My conclusion thus far is that the original founding fathers would be horrified and furious at the spectacle we are currently witnessing. They recognized that emotionalizing issues is the most useless and damaging approach to running a country and anticipated this when they wrote the Constitution, which attempts to give later generations an example of the wisdom and insight that our founding fathers possessed. These people often came from repressive governments and had first hand experience of living under repressive conditions, so I look to their insights with considerable respect and am grateful for the sacrifices they made to create a less repressive government that many of us have prospered from over the past 200 plus years.

Many years ago I saw this quote, attributed to Alexander Tyler about democracies and why they are doomed to fail. I thought it was time to trot it out again for those who may never have read it. It is entitled “Why Democracies Fail.”

“A Democracy cannot exist as a permanent form of government. It can only exist until the voters discover that they can vote themselves largess from the public treasury. From that moment on, the majority always votes for the candidates promising the most benefits from the public treasury, with the result that a democracy always collapses over loose fiscal policy and always followed by a dictatorship. The average age of the world’s greatest civilizations is 200 years. Great nations rise and fall. The people go from bondage to spiritual truth, to great courage; from courage to liberty, from liberty to abundance, from abundance to selfishness, from selfishness to complacency, from complacency to apathy, from apathy to dependence and from dependence back into bondage.”
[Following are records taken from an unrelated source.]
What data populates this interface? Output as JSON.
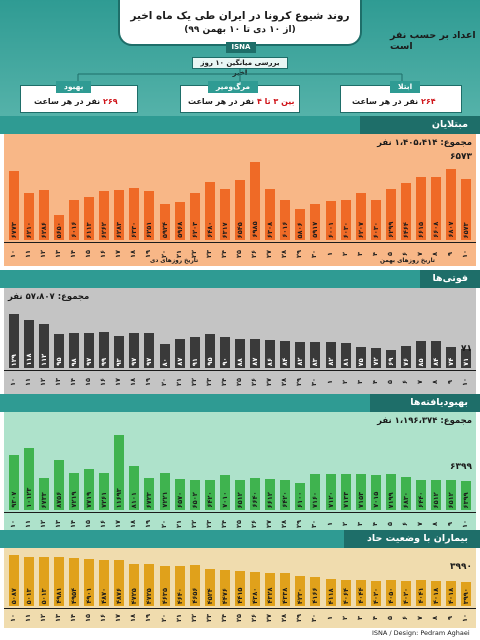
{
  "header": {
    "title": "روند شیوع کرونا در ایران طی یک ماه اخیر",
    "subtitle": "(از ۱۰ دی تا ۱۰ بهمن ۹۹)",
    "isna": "ISNA",
    "sub_heading": "اعداد بر حسب نفر است",
    "avg_label": "بررسی میانگین ۱۰ روز اخیر"
  },
  "stats": {
    "recovered": {
      "label": "بهبود",
      "value": "۲۶۹",
      "suffix": "نفر در هر ساعت"
    },
    "deaths": {
      "label": "مرگ‌ومیر",
      "value": "بین ۳ تا ۴",
      "suffix": "نفر در هر ساعت"
    },
    "infected": {
      "label": "ابتلا",
      "value": "۲۶۴",
      "suffix": "نفر در هر ساعت"
    }
  },
  "colors": {
    "teal": "#2f9b93",
    "teal_dark": "#1e6e69",
    "infected_bg": "#f8b787",
    "infected_bar": "#ef6a26",
    "deaths_bg": "#c4c4c4",
    "deaths_bar": "#3a3a3a",
    "recovered_bg": "#aee2cb",
    "recovered_bar": "#3fb34f",
    "critical_bg": "#f0dcae",
    "critical_bar": "#e0a11b",
    "highlight": "#d0161b"
  },
  "day_labels": [
    "۱۰",
    "۱۱",
    "۱۲",
    "۱۳",
    "۱۴",
    "۱۵",
    "۱۶",
    "۱۷",
    "۱۸",
    "۱۹",
    "۲۰",
    "۲۱",
    "۲۲",
    "۲۳",
    "۲۴",
    "۲۵",
    "۲۶",
    "۲۷",
    "۲۸",
    "۲۹",
    "۳۰",
    "۱",
    "۲",
    "۳",
    "۴",
    "۵",
    "۶",
    "۷",
    "۸",
    "۹",
    "۱۰"
  ],
  "month_labels": {
    "dey": "تاریخ روزهای دی",
    "bahman": "تاریخ روزهای بهمن"
  },
  "chart_data": [
    {
      "type": "bar",
      "title": "مبتلایان",
      "total": "مجموع: ۱،۴۰۵،۴۱۴ نفر",
      "categories": [
        "۱۰",
        "۱۱",
        "۱۲",
        "۱۳",
        "۱۴",
        "۱۵",
        "۱۶",
        "۱۷",
        "۱۸",
        "۱۹",
        "۲۰",
        "۲۱",
        "۲۲",
        "۲۳",
        "۲۴",
        "۲۵",
        "۲۶",
        "۲۷",
        "۲۸",
        "۲۹",
        "۳۰",
        "۱",
        "۲",
        "۳",
        "۴",
        "۵",
        "۶",
        "۷",
        "۸",
        "۹",
        "۱۰"
      ],
      "values": [
        6773,
        6210,
        6286,
        5650,
        6016,
        6113,
        6262,
        6283,
        6330,
        6251,
        5924,
        5968,
        6203,
        6480,
        6317,
        6545,
        6985,
        6308,
        6016,
        5806,
        5917,
        6001,
        6030,
        6207,
        6030,
        6299,
        6464,
        6615,
        6608,
        6807,
        6573
      ],
      "labels": [
        "۶۷۷۳",
        "۶۲۱۰",
        "۶۲۸۶",
        "۵۶۵۰",
        "۶۰۱۶",
        "۶۱۱۳",
        "۶۲۶۲",
        "۶۲۸۳",
        "۶۳۳۰",
        "۶۲۵۱",
        "۵۹۲۴",
        "۵۹۶۸",
        "۶۲۰۳",
        "۶۴۸۰",
        "۶۳۱۷",
        "۶۵۴۵",
        "۶۹۸۵",
        "۶۳۰۸",
        "۶۰۱۶",
        "۵۸۰۶",
        "۵۹۱۷",
        "۶۰۰۱",
        "۶۰۳۰",
        "۶۲۰۷",
        "۶۰۳۰",
        "۶۲۹۹",
        "۶۴۶۴",
        "۶۶۱۵",
        "۶۶۰۸",
        "۶۸۰۷",
        "۶۵۷۳"
      ],
      "last_value": "۶۵۷۳",
      "ylim": [
        5000,
        7100
      ]
    },
    {
      "type": "bar",
      "title": "فوتی‌ها",
      "total": "مجموع: ۵۷،۸۰۷ نفر",
      "categories": [
        "۱۰",
        "۱۱",
        "۱۲",
        "۱۳",
        "۱۴",
        "۱۵",
        "۱۶",
        "۱۷",
        "۱۸",
        "۱۹",
        "۲۰",
        "۲۱",
        "۲۲",
        "۲۳",
        "۲۴",
        "۲۵",
        "۲۶",
        "۲۷",
        "۲۸",
        "۲۹",
        "۳۰",
        "۱",
        "۲",
        "۳",
        "۴",
        "۵",
        "۶",
        "۷",
        "۸",
        "۹",
        "۱۰"
      ],
      "values": [
        129,
        118,
        112,
        95,
        98,
        97,
        99,
        93,
        97,
        97,
        80,
        87,
        91,
        95,
        90,
        88,
        87,
        86,
        84,
        82,
        83,
        82,
        81,
        75,
        72,
        69,
        76,
        85,
        84,
        74,
        71
      ],
      "labels": [
        "۱۲۹",
        "۱۱۸",
        "۱۱۲",
        "۹۵",
        "۹۸",
        "۹۷",
        "۹۹",
        "۹۳",
        "۹۷",
        "۹۷",
        "۸۰",
        "۸۷",
        "۹۱",
        "۹۵",
        "۹۰",
        "۸۸",
        "۸۷",
        "۸۶",
        "۸۴",
        "۸۲",
        "۸۳",
        "۸۲",
        "۸۱",
        "۷۵",
        "۷۲",
        "۶۹",
        "۷۶",
        "۸۵",
        "۸۴",
        "۷۴",
        "۷۱"
      ],
      "last_value": "۷۱",
      "ylim": [
        40,
        135
      ]
    },
    {
      "type": "bar",
      "title": "بهبودیافته‌ها",
      "total": "مجموع: ۱،۱۹۶،۳۷۴ نفر",
      "categories": [
        "۱۰",
        "۱۱",
        "۱۲",
        "۱۳",
        "۱۴",
        "۱۵",
        "۱۶",
        "۱۷",
        "۱۸",
        "۱۹",
        "۲۰",
        "۲۱",
        "۲۲",
        "۲۳",
        "۲۴",
        "۲۵",
        "۲۶",
        "۲۷",
        "۲۸",
        "۲۹",
        "۳۰",
        "۱",
        "۲",
        "۳",
        "۴",
        "۵",
        "۶",
        "۷",
        "۸",
        "۹",
        "۱۰"
      ],
      "values": [
        9307,
        10123,
        6733,
        8756,
        7219,
        7719,
        7261,
        11693,
        8101,
        6723,
        7221,
        6570,
        6502,
        6420,
        7010,
        6512,
        6640,
        6612,
        6420,
        6100,
        7160,
        7120,
        7133,
        7153,
        7015,
        7199,
        6830,
        6440,
        6512,
        6512,
        6399
      ],
      "labels": [
        "۹۳۰۷",
        "۱۰۱۲۳",
        "۶۷۳۳",
        "۸۷۵۶",
        "۷۲۱۹",
        "۷۷۱۹",
        "۷۲۶۱",
        "۱۱۶۹۳",
        "۸۱۰۱",
        "۶۷۲۳",
        "۷۲۲۱",
        "۶۵۷۰",
        "۶۵۰۲",
        "۶۴۲۰",
        "۷۰۱۰",
        "۶۵۱۲",
        "۶۶۴۰",
        "۶۶۱۲",
        "۶۴۲۰",
        "۶۱۰۰",
        "۷۱۶۰",
        "۷۱۲۰",
        "۷۱۳۳",
        "۷۱۵۳",
        "۷۰۱۵",
        "۷۱۹۹",
        "۶۸۳۰",
        "۶۴۴۰",
        "۶۵۱۲",
        "۶۵۱۲",
        "۶۳۹۹"
      ],
      "last_value": "۶۳۹۹",
      "ylim": [
        3000,
        12000
      ]
    },
    {
      "type": "bar",
      "title": "بیماران با وضعیت حاد",
      "total": "",
      "categories": [
        "۱۰",
        "۱۱",
        "۱۲",
        "۱۳",
        "۱۴",
        "۱۵",
        "۱۶",
        "۱۷",
        "۱۸",
        "۱۹",
        "۲۰",
        "۲۱",
        "۲۲",
        "۲۳",
        "۲۴",
        "۲۵",
        "۲۶",
        "۲۷",
        "۲۸",
        "۲۹",
        "۳۰",
        "۱",
        "۲",
        "۳",
        "۴",
        "۵",
        "۶",
        "۷",
        "۸",
        "۹",
        "۱۰"
      ],
      "values": [
        5087,
        5013,
        5013,
        4981,
        4954,
        4901,
        4870,
        4876,
        4725,
        4725,
        4635,
        4640,
        4656,
        4524,
        4476,
        4415,
        4380,
        4328,
        4338,
        4230,
        4166,
        4118,
        4064,
        4044,
        4020,
        4050,
        4020,
        4041,
        4018,
        4018,
        3990
      ],
      "labels": [
        "۵۰۸۷",
        "۵۰۱۳",
        "۵۰۱۳",
        "۴۹۸۱",
        "۴۹۵۴",
        "۴۹۰۱",
        "۴۸۷۰",
        "۴۸۷۶",
        "۴۷۲۵",
        "۴۷۲۵",
        "۴۶۳۵",
        "۴۶۴۰",
        "۴۶۵۶",
        "۴۵۲۴",
        "۴۴۷۶",
        "۴۴۱۵",
        "۴۳۸۰",
        "۴۳۲۸",
        "۴۳۳۸",
        "۴۲۳۰",
        "۴۱۶۶",
        "۴۱۱۸",
        "۴۰۶۴",
        "۴۰۴۴",
        "۴۰۲۰",
        "۴۰۵۰",
        "۴۰۲۰",
        "۴۰۴۱",
        "۴۰۱۸",
        "۴۰۱۸",
        "۳۹۹۰"
      ],
      "last_value": "۳۹۹۰",
      "ylim": [
        3000,
        5200
      ]
    }
  ],
  "footer": {
    "credit": "ISNA / Design: Pedram Aghaei"
  }
}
Does this resonate with anyone? I believe it ought to, because the idea that America is not great anymore is one of the emotional reactions to our apparently failing democracy. Loss is frightening and frustrating, but it is a fact of life that everything has a birth, growth and death cycle and it seems we do not have the power to prevent this cycle from occurring. From my perspective it appears that we are in the last stages of Tytler’s warning and no amount of emotionalizing will prevent the loss of our democracy from happening. We need to look to our higher selves and stop the screaming and yelling, the judgments and finger pointing and try to rise above the usual human condition of undisciplined emotional thinking and begin to consider more rational cognitive approaches to electing our government officials.

When I observe the rude, arrogant and superficial attempts of the candidates to get votes, I am amazed at their lack of civility and their remarkable arrogance to think that they have all the answers.The word that comes to mind is ‘megalomania,’ which Webster’s dictionary defines as “a mental disorder marked by feelings of personal omnipotence and grandeur.” Although Donald Trump certainly exemplifies this behavior, the Clintons do as well. A megalomaniac is a person who truly believes that he or she is above the laws and moral integrity that the rest of us acknowledge are necessary for a smoothly functioning government.

One of the things to look for in assessing whether or not someone is affected by this mental disorder is if they employ fear as a strategy to win votes. Dictators routinely use fear to enslave their populations, as Hitler did on his rise to power in Germany, when they were struggling with their economy which had been devastated by WWI. One of his platforms was eliminating all people he did not like, afraid they could challenge the majority if not controlled or eliminated. He call was to “Make Germany Great Again” and as a result led his people into another devastating world war. He is, perhaps, the perfect definition of a megalomaniac.

I think all of us would be grateful if the candidates would stop the pointless personal attacks, the fear mongering and the relentless ego-centric emotionalizing of how great or not this country is and just discuss the issues, which are many and complicated and need serious attention from mature and skilled candidates.

Mitch FitzGibbon is a Westfield resident.